Nun ist die „Angst“ keine technische Anlage, die man einfach reparieren lassen könnte, um die Normalfunktion wiederherzustellen, sondern sie ist ein sehr individuelles, komplexes, multifaktorielles und – allen voran – zutiefst menschliches Geschehen. Trotzdem lässt sich die Funktionalität der Alarmanlage auf die menschliche Höhenangst übertragen. Auch sie gehört zu unserer Gefahrenabwehr-Grundausstattung. Und das aus gutem Grund.
Bei der Höhenangst (in der Fachsprache Akrophobie genannt) am Berg haben wir es – im Unterschied zu manch anderer Phobie – mit realen Gefahren für Leib und Leben zu tun. Schon ein Sturz über einen kleinen Felsabsatz oder einen steilen Hang hinunter kann zu Verletzungen, im schlimmsten Fall bis zum tödlichen Unglück führen. Die Angst aktiviert – etwas technisch formuliert – also zu Recht unser integriertes Risikomanagement-Programm. Die Alarmglocke läutet, bewusst unangenehm, damit sie unsere Aufmerksamkeit erregt. Ich muss mich unmittelbar damit beschäftigen, ob ich will oder nicht. Liegt hier eine reelle Bedrohungslage vor? Welche Fähigkeiten und Erfahrungen bringe ich mit, um mit der Gefahr umzugehen? Welche Faktoren begünstigen oder verschlechtern die aktuelle Lage? Was ist nun zu tun? Flight, fight oder freeze? Am Berg: Umdrehen, durchziehen oder erstmal abwarten?
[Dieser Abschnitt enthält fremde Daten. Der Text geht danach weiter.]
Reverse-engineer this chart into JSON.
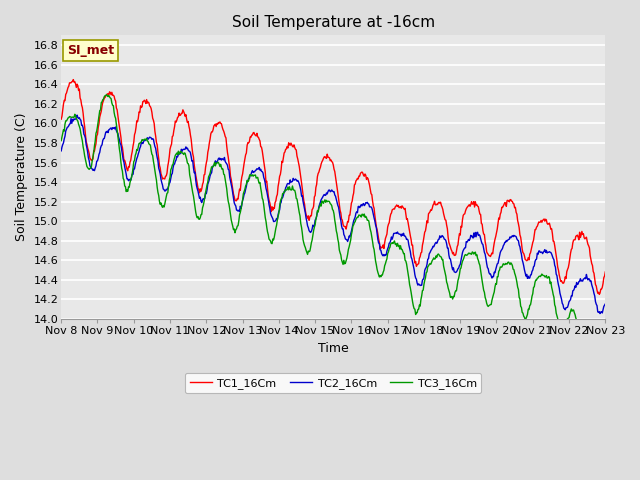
{
  "title": "Soil Temperature at -16cm",
  "xlabel": "Time",
  "ylabel": "Soil Temperature (C)",
  "ylim": [
    14.0,
    16.9
  ],
  "yticks": [
    14.0,
    14.2,
    14.4,
    14.6,
    14.8,
    15.0,
    15.2,
    15.4,
    15.6,
    15.8,
    16.0,
    16.2,
    16.4,
    16.6,
    16.8
  ],
  "xtick_labels": [
    "Nov 8",
    "Nov 9",
    "Nov 10",
    "Nov 11",
    "Nov 12",
    "Nov 13",
    "Nov 14",
    "Nov 15",
    "Nov 16",
    "Nov 17",
    "Nov 18",
    "Nov 19",
    "Nov 20",
    "Nov 21",
    "Nov 22",
    "Nov 23"
  ],
  "bg_color": "#dedede",
  "plot_bg_color": "#e8e8e8",
  "grid_color": "#ffffff",
  "line_colors": [
    "#ff0000",
    "#0000cc",
    "#009900"
  ],
  "line_labels": [
    "TC1_16Cm",
    "TC2_16Cm",
    "TC3_16Cm"
  ],
  "legend_box_color": "#ffffcc",
  "legend_text_color": "#880000",
  "watermark_text": "SI_met",
  "title_fontsize": 11,
  "axis_fontsize": 9,
  "tick_fontsize": 8,
  "linewidth": 1.0
}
Vor- und Nachteil zugleich ist die extreme Geschwindigkeit, mit der die Angst-Reaktion uns zu flight, fight oder freeze drängelt. Der Körper wird durch die massive Ausschüttung von Stresshormonen sowie die Aktivierung von oftmals unbewussten, dafür schnellen Denk-, Empfindungs- und Verhaltensmustern in eine unmittelbare Handlungsposition gebracht, um sofort unser Leben zu retten bzw. zu bewahren. Einerseits also gut, wenn es da schnell zugeht. Andererseits aber problematisch, wenn die Angstreaktion nicht der Situation angemessen ist, weil es das schwieriger macht, die Reaktion aktiv zu beeinflussen und einzugrenzen.
Festzuhalten gilt: „Die Angst soll unser Leben beschützen, aber es nicht bestimmen!“ Wenn letzteres der Fall ist, dann nimm dir Zeit und schau mal hin, was es mit der Angst auf sich hat! Sprich mit jemanden, der Erfahrung und Ahnung vom Thema hat.
Foto: Christian Zottl
Es geht darum, die verloren gegangene Funktionalität der Angst wiederherzustellen mit dem Ziel, die Angst wieder sinnvoll für sich nutzen zu können, um objektive Risiken gut einzuschätzen.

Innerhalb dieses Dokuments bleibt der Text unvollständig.